Исту было непонятно, в чём именно заключается трудность, однако он добросовестно попытался её разрешить.
— А что, если самим дать имя?
— Это какое же? Имя так просто не бывает, надо, чтобы настоящее было.
— Мы и назовём по-настоящему. Чёрных коров обычно зовут Ночка, рыжих — Зорька. У Тор-па корова рыжая — значит, будет Зорька.
— А если бы была пятнистая?
— Тогда — не знаю. Пеструха, наверное.
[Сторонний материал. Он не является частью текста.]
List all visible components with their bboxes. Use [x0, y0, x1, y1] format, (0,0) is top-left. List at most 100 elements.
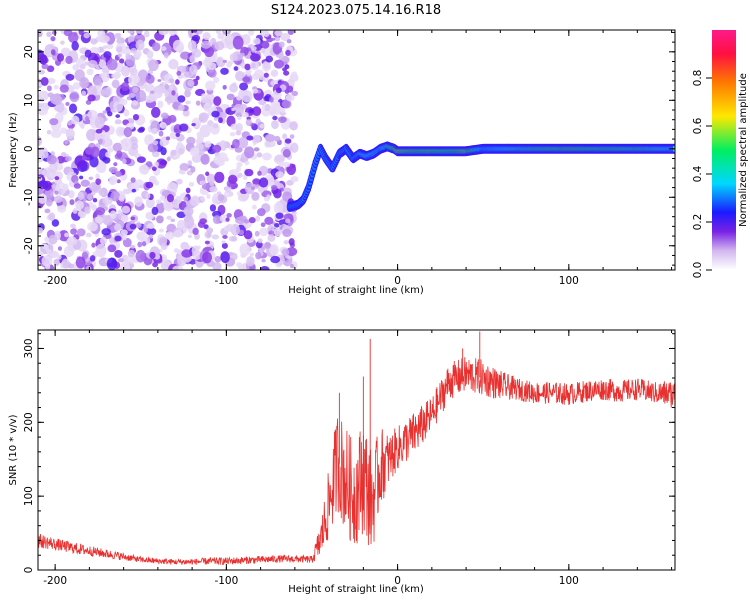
noise-speckle	[145, 227, 157, 236]
noise-speckle	[44, 208, 51, 214]
noise-speckle	[246, 255, 255, 267]
noise-speckle	[81, 251, 89, 260]
colorbar-gradient	[712, 30, 736, 270]
noise-speckle	[233, 103, 244, 117]
noise-speckle	[260, 47, 266, 54]
noise-speckle	[253, 147, 260, 152]
noise-speckle	[72, 64, 79, 71]
snr-axes: -200 -100 0 100 0 100 200 300	[23, 330, 675, 587]
noise-speckle	[38, 227, 44, 234]
noise-speckle	[187, 40, 197, 52]
noise-speckle	[80, 179, 90, 187]
noise-speckle	[135, 39, 145, 51]
noise-speckle	[48, 212, 56, 221]
noise-speckle	[204, 46, 215, 58]
noise-speckle	[112, 142, 123, 152]
noise-speckle	[187, 234, 192, 239]
noise-speckle	[114, 223, 122, 232]
noise-speckle	[283, 240, 290, 245]
noise-speckle	[86, 68, 94, 76]
noise-speckle	[169, 85, 174, 91]
noise-speckle	[152, 140, 159, 146]
noise-speckle	[243, 219, 250, 224]
noise-speckle	[202, 251, 213, 264]
noise-speckle	[209, 182, 215, 187]
noise-speckle	[157, 100, 164, 109]
noise-speckle	[156, 215, 164, 224]
noise-speckle	[122, 237, 132, 248]
noise-speckle	[159, 228, 164, 233]
noise-speckle	[239, 243, 250, 257]
noise-speckle	[116, 179, 121, 184]
noise-speckle	[40, 76, 49, 86]
noise-speckle	[270, 69, 279, 77]
noise-speckle	[151, 127, 158, 135]
noise-speckle	[106, 58, 118, 71]
colorbar-ticks: 0.0 0.2 0.4 0.6 0.8	[692, 70, 712, 278]
snr-y-tick-label: 300	[23, 338, 35, 358]
noise-speckle	[265, 139, 276, 148]
noise-speckle	[176, 211, 186, 219]
noise-speckle	[241, 111, 249, 118]
noise-speckle	[235, 130, 242, 136]
noise-speckle	[130, 143, 139, 150]
noise-speckle	[258, 75, 266, 81]
noise-speckle	[252, 106, 262, 117]
noise-speckle	[284, 138, 292, 144]
noise-speckle	[250, 53, 261, 62]
noise-speckle	[283, 70, 290, 76]
noise-speckle	[211, 234, 220, 240]
noise-speckle	[282, 133, 288, 140]
noise-speckle	[264, 89, 273, 96]
noise-speckle	[232, 35, 244, 50]
noise-speckle	[95, 173, 100, 180]
noise-speckle	[115, 42, 127, 55]
noise-speckle	[127, 249, 136, 258]
noise-speckle	[212, 144, 222, 153]
noise-speckle	[226, 61, 232, 68]
noise-speckle	[200, 153, 210, 165]
noise-speckle	[105, 151, 111, 158]
noise-speckle	[94, 133, 101, 141]
noise-speckle	[281, 248, 290, 257]
noise-speckle	[121, 137, 132, 152]
noise-speckle	[84, 61, 89, 66]
noise-speckle	[267, 234, 276, 242]
noise-speckle	[189, 55, 196, 63]
noise-speckle	[106, 257, 118, 270]
noise-speckle	[143, 30, 150, 38]
noise-speckle	[214, 40, 225, 51]
noise-speckle	[252, 37, 261, 45]
noise-speckle	[108, 166, 118, 174]
noise-speckle	[109, 210, 117, 220]
noise-speckle	[122, 188, 131, 195]
noise-speckle	[135, 222, 142, 228]
noise-speckle	[72, 82, 81, 90]
noise-speckle	[181, 249, 193, 258]
noise-speckle	[117, 53, 122, 58]
noise-speckle	[168, 30, 176, 36]
noise-speckle	[291, 90, 299, 97]
noise-speckle	[230, 226, 235, 232]
noise-speckle	[158, 130, 164, 137]
noise-speckle	[136, 156, 146, 164]
noise-speckle	[248, 108, 254, 113]
noise-speckle	[56, 254, 62, 260]
noise-speckle	[257, 170, 262, 176]
noise-speckle	[271, 37, 276, 41]
noise-speckle	[149, 251, 156, 259]
noise-speckle	[121, 82, 130, 92]
snr-y-tick-label: 200	[23, 412, 35, 432]
noise-speckle	[54, 195, 63, 204]
noise-speckle	[89, 255, 96, 262]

Но ведь она у него рыжая.
— Ну, давай попробуем Зорьку. — Хийси приподнялся. — Посмотрим, что у тебя получится. Чего глазищи вытаращил? Сам придумал, сам и делать будешь. Пошли, что ли…
Они выбрались из берлоги, Хийси полез прямиком сквозь кусты тальника, и через минуту Ист увидел вросшую в землю заимку Торпа. Куда девалось болото, отделявшее хутор от всего остального мира, Ист не понял.
Уже смеркалось, дверь в доме была заперта, а дворовая дверь заложена изнутри накидным брусом.
— Не люблю… — прошептал Хийси, бесшумно открывая запертую дверь.
Корова переминалась во тьме хлева. Хийси подтолкнул Иста вперёд.
— Зорька, Зоренька… — позвал мальчишка. Корова переступила с ноги на ногу и перестала жевать.
— Во что доить будем? — шёпотом спросил Ист.
— Мамку свою ты тоже доил, — ехидно поинтересовался Хайси, — или так управлялся? Вот народец пошёл — у младенцев ума больше, чем у взрослых парней.
Ист припал к вымени, попробовал сосать. Корова, хорошо выдоенная с вечера, молоко не отдавала, но не стала и биться, испуганная незваными гостями.
— На рассвете надо было приходить, — проговорил Ист, оторвавшись от вымени.
— Ничего, — отозвался Хийси. — Всё-таки ты здорово придумал — самому имя дать. Мне такое в голову не вошло. Пошли, а то сейчас хозяйский талисман тебе на голову свалится. — Хийси указал на дырявый камень-громовик, висящий на струнно натянутой верёвке.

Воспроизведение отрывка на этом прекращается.